Light non rispose ma sospirò con lo sguardo rivolto al cielo.
"È stato molto stupido da parte tua. Se il prete parlasse? Intendi uccidere anche lui?"
"Non mi ha mai visto in faccia." Light alzò le spalle incurante ma dalla sua voce trapelò una stanchezza che mai aveva mostrato.
"Beh, nella chiesa qualcun altro potrebbe averti visto. Il mocciosetto di sicuro. Era forse un sorriso quello che gli hai rivolto? Inquietante, conoscendoti."
Lo Shinigami si parò davanti al ragazzo che invece lo ignorò e proseguì il cammino senza neppure rallentare.
"E così anche il terribile e freddo Kira mostra compassione?" lo schernì ancora il Dio della Morte.
Light alzò ancora le spalle.
Era vero, aveva sorriso a quel bambino.
I muscoli del suo viso si erano tesi involontariamente come semplice risposta a quella smorfia innocente o aveva davvero provato qualcosa?
Ma che cosa?
Perché, subito dopo aver scoperto l'identità dello sconosciuto che aveva chiamato la centrale per denunciare un rispettabile uomo d'affari di chissà quale crimine, aveva deciso di incontrarlo di persona?
Cosa aveva reso quell'esecuzione diversa dalle altre?
Gli ci era voluto poco tempo per scoprire i reati di Otada Kyosuke. Gli era bastata una piccola ricerca nel database della polizia, una veloce lettura della sua fedina penale ed anche le più nascoste e passate piccole colpe dell'uomo erano bastate a chiarirgli il senso della telefonata.

'… egli mi ha confidato che… egli fa del male… quella povera creatura.
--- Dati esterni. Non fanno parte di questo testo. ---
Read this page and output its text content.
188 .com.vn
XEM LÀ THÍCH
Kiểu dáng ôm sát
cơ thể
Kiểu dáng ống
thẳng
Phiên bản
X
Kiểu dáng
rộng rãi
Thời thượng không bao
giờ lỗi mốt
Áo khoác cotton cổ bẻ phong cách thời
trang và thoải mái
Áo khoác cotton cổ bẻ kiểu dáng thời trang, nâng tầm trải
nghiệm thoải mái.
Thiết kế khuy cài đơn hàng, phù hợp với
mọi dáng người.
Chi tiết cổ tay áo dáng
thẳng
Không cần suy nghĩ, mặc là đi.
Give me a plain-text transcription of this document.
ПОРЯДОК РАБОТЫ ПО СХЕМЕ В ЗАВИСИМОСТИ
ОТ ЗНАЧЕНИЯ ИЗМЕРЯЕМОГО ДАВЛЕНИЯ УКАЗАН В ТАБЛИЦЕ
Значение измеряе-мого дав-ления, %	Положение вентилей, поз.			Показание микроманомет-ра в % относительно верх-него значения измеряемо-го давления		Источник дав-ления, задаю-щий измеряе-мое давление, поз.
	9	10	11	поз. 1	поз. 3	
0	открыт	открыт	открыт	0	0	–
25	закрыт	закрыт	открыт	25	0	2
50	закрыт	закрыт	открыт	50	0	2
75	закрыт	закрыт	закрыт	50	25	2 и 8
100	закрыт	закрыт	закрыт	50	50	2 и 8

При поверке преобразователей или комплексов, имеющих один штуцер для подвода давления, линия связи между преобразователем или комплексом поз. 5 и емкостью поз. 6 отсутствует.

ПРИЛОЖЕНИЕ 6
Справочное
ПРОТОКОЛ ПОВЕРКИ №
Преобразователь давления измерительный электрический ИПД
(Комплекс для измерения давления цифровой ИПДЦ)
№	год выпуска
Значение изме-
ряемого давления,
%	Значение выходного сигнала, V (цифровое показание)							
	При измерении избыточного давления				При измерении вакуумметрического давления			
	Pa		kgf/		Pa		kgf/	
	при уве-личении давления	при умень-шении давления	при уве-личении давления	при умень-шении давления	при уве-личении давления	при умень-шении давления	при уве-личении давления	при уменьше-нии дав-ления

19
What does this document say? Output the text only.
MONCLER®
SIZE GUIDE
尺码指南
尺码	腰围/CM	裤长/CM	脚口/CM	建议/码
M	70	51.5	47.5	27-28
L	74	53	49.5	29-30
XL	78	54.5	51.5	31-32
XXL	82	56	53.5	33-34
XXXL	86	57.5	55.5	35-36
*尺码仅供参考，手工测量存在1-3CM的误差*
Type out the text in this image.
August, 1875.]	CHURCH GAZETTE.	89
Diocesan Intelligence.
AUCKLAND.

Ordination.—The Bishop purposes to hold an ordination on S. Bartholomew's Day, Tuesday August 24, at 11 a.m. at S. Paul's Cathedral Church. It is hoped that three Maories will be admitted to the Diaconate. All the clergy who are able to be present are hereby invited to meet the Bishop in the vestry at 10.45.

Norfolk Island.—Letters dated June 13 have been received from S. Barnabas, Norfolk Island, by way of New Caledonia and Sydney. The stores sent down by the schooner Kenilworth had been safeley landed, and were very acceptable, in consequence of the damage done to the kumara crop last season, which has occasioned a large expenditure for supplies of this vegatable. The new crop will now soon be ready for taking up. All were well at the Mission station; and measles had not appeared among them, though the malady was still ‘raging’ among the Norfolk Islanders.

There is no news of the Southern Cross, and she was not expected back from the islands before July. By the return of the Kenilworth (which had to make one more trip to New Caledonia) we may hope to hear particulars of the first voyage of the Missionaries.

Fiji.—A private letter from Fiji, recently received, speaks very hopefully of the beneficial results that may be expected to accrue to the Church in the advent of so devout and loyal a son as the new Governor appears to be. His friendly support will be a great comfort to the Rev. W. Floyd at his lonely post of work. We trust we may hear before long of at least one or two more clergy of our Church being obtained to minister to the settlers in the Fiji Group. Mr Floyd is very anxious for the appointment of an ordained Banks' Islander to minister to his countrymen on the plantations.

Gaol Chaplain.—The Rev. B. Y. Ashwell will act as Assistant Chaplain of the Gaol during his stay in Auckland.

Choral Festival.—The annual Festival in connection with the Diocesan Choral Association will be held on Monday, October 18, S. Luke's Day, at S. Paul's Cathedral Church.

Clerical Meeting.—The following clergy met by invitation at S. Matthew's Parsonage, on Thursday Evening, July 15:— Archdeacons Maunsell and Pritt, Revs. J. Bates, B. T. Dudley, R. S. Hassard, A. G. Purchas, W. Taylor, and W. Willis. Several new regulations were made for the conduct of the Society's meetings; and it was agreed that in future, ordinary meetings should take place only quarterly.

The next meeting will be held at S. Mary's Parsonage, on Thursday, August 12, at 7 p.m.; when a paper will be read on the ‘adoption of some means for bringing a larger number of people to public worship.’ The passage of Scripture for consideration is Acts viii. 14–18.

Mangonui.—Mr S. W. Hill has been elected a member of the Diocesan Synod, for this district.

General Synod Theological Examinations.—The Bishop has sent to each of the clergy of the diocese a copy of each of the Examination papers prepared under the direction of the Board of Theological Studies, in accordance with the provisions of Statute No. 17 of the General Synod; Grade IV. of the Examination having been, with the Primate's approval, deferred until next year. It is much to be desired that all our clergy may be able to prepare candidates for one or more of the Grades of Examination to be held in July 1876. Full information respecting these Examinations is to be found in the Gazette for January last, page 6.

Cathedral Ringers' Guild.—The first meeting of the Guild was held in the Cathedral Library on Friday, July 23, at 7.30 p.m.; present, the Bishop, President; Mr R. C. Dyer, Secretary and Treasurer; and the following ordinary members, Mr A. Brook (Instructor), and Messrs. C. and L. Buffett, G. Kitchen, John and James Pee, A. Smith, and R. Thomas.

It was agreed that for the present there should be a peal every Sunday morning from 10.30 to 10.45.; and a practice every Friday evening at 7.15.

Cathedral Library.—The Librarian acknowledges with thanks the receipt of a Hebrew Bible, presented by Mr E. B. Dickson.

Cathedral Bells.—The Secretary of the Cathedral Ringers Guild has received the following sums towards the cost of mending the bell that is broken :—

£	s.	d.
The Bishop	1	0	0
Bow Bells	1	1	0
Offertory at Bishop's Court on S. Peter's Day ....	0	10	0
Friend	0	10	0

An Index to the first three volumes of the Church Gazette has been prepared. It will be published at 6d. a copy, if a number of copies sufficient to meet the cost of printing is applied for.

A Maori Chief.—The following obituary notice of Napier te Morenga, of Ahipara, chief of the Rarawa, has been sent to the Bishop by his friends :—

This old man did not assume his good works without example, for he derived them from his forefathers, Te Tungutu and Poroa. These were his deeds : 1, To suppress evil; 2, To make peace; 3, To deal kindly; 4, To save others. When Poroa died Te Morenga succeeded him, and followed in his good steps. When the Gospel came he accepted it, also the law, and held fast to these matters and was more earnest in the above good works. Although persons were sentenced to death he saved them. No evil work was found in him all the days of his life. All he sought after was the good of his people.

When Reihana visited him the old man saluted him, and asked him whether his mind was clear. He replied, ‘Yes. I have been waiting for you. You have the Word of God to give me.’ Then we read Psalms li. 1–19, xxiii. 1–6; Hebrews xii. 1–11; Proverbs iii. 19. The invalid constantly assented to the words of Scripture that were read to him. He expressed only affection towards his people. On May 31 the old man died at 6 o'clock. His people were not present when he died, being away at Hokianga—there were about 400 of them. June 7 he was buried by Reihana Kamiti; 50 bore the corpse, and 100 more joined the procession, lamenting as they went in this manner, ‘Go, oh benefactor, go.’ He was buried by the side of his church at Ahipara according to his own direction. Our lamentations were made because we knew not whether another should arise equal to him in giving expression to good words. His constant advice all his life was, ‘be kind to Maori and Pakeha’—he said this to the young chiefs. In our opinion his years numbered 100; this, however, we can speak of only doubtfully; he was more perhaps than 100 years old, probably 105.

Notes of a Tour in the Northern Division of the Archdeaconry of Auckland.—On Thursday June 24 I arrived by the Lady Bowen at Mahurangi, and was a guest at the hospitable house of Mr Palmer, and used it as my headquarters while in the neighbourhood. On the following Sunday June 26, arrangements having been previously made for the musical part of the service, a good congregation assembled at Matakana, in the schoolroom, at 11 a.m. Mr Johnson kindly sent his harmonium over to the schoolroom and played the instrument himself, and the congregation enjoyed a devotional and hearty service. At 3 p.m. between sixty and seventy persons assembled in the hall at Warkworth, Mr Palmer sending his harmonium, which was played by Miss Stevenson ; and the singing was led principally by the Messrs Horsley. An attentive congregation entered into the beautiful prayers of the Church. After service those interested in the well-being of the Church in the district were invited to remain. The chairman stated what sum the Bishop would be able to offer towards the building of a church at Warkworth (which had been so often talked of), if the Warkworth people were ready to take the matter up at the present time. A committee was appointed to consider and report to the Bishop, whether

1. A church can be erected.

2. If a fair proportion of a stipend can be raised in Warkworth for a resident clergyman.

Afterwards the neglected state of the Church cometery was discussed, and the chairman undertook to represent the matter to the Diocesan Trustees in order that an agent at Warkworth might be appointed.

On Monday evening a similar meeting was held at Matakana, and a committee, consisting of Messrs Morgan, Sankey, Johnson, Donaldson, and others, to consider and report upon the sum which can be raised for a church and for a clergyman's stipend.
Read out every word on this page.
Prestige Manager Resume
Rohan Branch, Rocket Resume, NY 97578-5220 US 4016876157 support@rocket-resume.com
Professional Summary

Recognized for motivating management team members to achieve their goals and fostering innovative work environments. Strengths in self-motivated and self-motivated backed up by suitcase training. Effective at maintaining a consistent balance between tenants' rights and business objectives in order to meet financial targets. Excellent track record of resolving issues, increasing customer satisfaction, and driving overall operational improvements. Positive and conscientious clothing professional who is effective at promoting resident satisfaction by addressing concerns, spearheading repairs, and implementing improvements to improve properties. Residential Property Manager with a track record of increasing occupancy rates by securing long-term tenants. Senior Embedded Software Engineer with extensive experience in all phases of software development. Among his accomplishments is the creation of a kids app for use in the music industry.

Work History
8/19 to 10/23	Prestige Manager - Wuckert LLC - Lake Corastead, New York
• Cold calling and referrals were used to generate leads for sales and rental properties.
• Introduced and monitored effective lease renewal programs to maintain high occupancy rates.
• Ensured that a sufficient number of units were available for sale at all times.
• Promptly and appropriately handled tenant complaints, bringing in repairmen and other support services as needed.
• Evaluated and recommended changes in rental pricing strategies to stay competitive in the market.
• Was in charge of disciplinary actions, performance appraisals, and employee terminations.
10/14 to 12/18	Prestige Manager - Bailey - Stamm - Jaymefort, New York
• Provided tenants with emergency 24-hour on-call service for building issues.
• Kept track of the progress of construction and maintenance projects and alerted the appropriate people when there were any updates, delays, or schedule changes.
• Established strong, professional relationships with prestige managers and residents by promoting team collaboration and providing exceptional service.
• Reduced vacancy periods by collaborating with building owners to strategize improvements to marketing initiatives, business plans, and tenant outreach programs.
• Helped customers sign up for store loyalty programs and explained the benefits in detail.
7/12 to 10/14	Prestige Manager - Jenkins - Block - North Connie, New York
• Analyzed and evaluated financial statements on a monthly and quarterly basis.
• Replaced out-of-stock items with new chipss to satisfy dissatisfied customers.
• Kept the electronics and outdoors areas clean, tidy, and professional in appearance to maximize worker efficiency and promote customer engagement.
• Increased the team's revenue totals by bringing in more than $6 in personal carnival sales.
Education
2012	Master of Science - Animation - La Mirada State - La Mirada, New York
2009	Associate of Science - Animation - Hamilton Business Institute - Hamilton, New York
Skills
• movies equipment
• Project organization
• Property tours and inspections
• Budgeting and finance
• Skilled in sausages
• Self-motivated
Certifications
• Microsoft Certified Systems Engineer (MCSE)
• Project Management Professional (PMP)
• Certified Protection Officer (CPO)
Dovete fare qualcosa! '

Ma perché incontrare l'uomo che lo aveva denunciato?
Perché non limitarsi ad uccidere da lontano?
Il tradimento degli ideali.
Padre Kishimori aveva violato un sacro giuramento per difendere un senso di giustizia superiore. Tutto solo per la salvezza di un innocente.
Poteva davvero paragonare il gesto del parroco a tutto ciò che aveva fatto nel corso dei lunghi anni che lo avevano portato a diventare Kira?
Un piccolo spiraglio della sua anima gli diceva di sì. Tentava ancora di convincere quella lontana e sorda voce della sua coscienza che tutto il sangue che aveva versato, le morti ed il dolore che aveva provocato erano nulla paragonati al bene a cui tutto avrebbe condotto.
I suoi ideali erano sempre gli stessi, ciò a cui puntava era un mondo migliore, la stessa speranza che aveva scorto negli occhi di quell'innocente.
Per il bene supremo si costringeva a portare sulle spalle il peso delle sue innumerevoli colpe.
"Dico davvero, se il vecchio parlasse, finiresti in un bel casino!"
Light sospirò.
"Non parlerà" mormorò sicuro, mentre saliva in macchina per dirigersi spedito verso il quartier generale.
Pronto ad una nuova giornata di lavoro, nei panni di L, l'unico genio in grado di mettere le manette ai polsi del famigerato killer dei criminali.